ALEC is now working to get the necessary number of states onside to trigger a Constitutional Convention. The last - and only - convention was held in 1787 with George Washington presiding.
Republicans control 32 state legislatures. 34 would be needed to trigger a second Constitutional Convention to amend the U.S. Constitution in more corporate-friendly ways.
Under Article V of the Constitution, there are two processes for amending it: amendments may be proposed by Congress, or two-thirds of state legislatures (currently 34 states) may call for a convention for proposing amendments. Using either avenue, any proposed amendments must then be ratified by the legislatures of 3/4 of the states (currently 38 states) before they take effect. Because extreme Republican fiscal austerity advocates have not been able to get a “balanced budget” amendment through Congress, they have been pursuing the state-based avenue for several decades, with little success.
Right-wing convention backers mounted a strong push in this year’s legislative season, but came up empty-handed in several of their target states and lost momentum when three states (Maryland, New Mexico, and Nevada) voted to rescind their balanced budget amendment convention calls.
Even Republican legislators are having doubts about the wisdom of launching another Constitutional Convention. Although there have been various proposals considered by states attempting to control the agenda, rules, and participants of any convention, there is nothing in the Constitution that limits what delegates can do once a convention has been called. The danger of a “runaway convention” has prompted right-wing groups and icons, like the John Birch Society and the late U.S. Supreme Court Justice Anthony Scalia, to denounce the idea. Idaho Republicans voted down a Constitutional Convention resolution this year and a convention bill was tabled in Kentucky as well.
But this hasn’t dampened ALEC’s support for the notion. ALEC is continuing to pursue a highly partisan, highly political agenda to rewrite the Constitution primarily for pursuing a fiscal austerity amendment that would effectuate steep cuts in popular programs such as Social Security, Medicare and Medicaid. ALEC has three model proposals and has held workshops at almost every meeting including its most recent meeting in Denver as Rep. Chris Taylor reported.

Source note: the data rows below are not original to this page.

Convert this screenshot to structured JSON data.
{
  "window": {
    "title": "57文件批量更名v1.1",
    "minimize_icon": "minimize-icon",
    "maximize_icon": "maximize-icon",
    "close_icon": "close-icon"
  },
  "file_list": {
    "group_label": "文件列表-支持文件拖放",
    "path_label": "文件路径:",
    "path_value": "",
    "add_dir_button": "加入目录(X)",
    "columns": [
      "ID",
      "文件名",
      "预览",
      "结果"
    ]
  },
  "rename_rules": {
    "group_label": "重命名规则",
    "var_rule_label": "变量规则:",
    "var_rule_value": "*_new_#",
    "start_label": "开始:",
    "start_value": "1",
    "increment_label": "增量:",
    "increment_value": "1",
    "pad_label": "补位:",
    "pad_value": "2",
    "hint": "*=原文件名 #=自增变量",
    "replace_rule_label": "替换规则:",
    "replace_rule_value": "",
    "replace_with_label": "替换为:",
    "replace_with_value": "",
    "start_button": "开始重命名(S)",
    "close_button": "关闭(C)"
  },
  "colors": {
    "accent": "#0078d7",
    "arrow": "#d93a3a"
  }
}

At the top of the agenda is a balanced budget amendment that would be aimed at slashing spending rather than raising taxes on the now largely tax exempt elite. Another proposed initiative would empower states to ignore federal laws and supreme court rulings not to their liking. There are certainly more that haven't surfaced yet.
The overall effort being pushed by the hyper-partisan ALEC and its allies left law school professor David Super of Georgetown University shaking his head. “When you are pushing a narrow, partisan agenda for constitutional change, planning amendments when you can have the most partisan advantage, you do a lot of damage to the Constitution as a unifying force,” said Super. “Everyone has things they don’t like in the Constitution, but we should all agree that the Constitution is for all of us, bigger than any one political party.”